Jean Sibelius, 1865-1957
Piano Trio No. 4 in C Major, JS 208, "Loviisa”, 1888
Jean Sibelius is an important early 20th century composer recognized for his outstanding orchestral music including his brilliant contributions to Finnish Nationalism. His celebrated works, very much still active in the repertoire, include tone poems (e.g. Finlandia, the Karelia Suite, Valse triste , The Swan of Tuonela, etc.), a very popular violin concerto and seven stunning symphonies. As such, it might appear that, much like other late Romantic composers (e.g. Bruckner, Mahler, Strauss, etc.), Sibelius had little to do with chamber music. Of his mature music, one typically encounters but a single work: the exquisite string quartet subtitled “Voces intimae”, composed in his mid-forties. But a closer examination of his earlier years reveals the young Sibelius of the 1880’s who, in his late teens and early twenties, was an aspiring violinist playing and composing chamber music. At the time, he was a member of a string quartet as well as a piano trio along with his siblings Alice and Christian. In the last two decades of the 19th Century, Sibelius composed at least twenty-two chamber works including four numbered piano trios. The best works of the period are first-rate revealing a skillful and imaginative composer.
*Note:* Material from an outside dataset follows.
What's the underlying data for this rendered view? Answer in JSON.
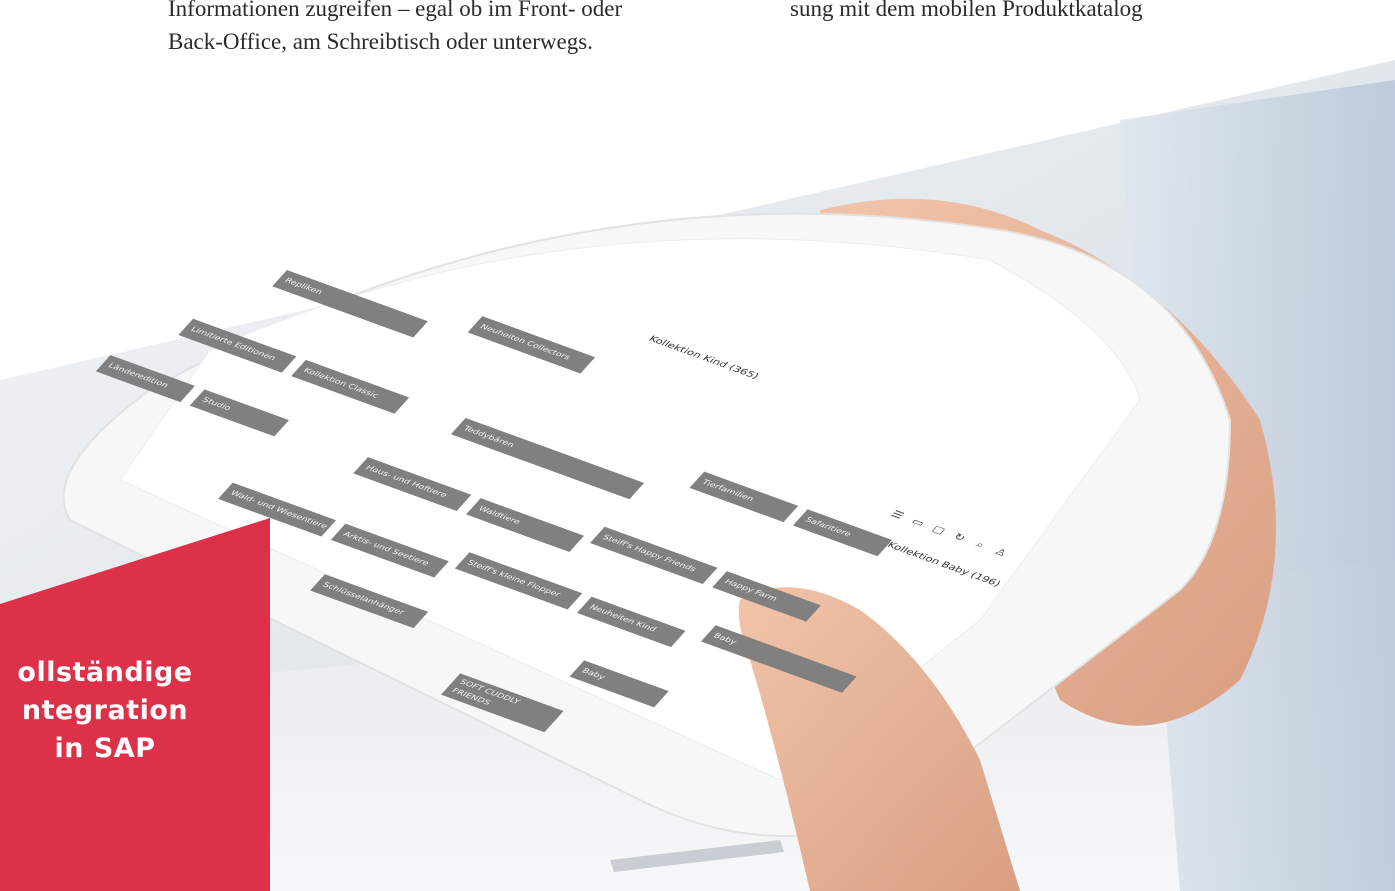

The fourth and last of the piano trios bears Sibelius’s own subtitle “Loviisa” referring to the southern coastal town where he and his siblings would spend summers with their extended family, engage in domestic music making, and the place where Sibelius composed the trio in 1888. Written when Sibelius was twenty-three, the trio demonstrates a shift from the predominantly classical orientation of his earlier trios into the more passionate and formally expansive realm of romanticism. Within its relatively compact duration, the trio features a wonderful range of color and thematic expression with very effective chamber textures and individual parts bordering on the virtuosic. The music is frequently exuberant or darkly emphatic in a way that one is tempted to call youthful, perhaps ambitious, but it is genuine, successful and eminently winning throughout. The first movement follows a traditional sonata form where mood is predominantly fresh and effulgent, animated by a persistent lilting march impulse. By strong contrast, the second movement is melancholy, stark but richly expressive with the reprise gaining greater depth and urgency by the florid embroidery from the cello. In between the two “verses”, Sibelius writes a short fugue that inserts a more static and curiously neutral contrast that quells the first part and, as a foil, helps enflame the second. Another rather sparse and neutral bridge connects the second movement to the final without pause. The brilliant and flashy last movement fairly rocks with another kind of lilt: a swift triple meter infused with the spirit of folk dance. Much of it echoes the darker mode of slow movement, albeit charged with greater momentum and a series of compelling rhythmic “grooves” that add spice and suspense. But the surging momentum eventually waxes bright and victorious, emerging and concluding triumphantly.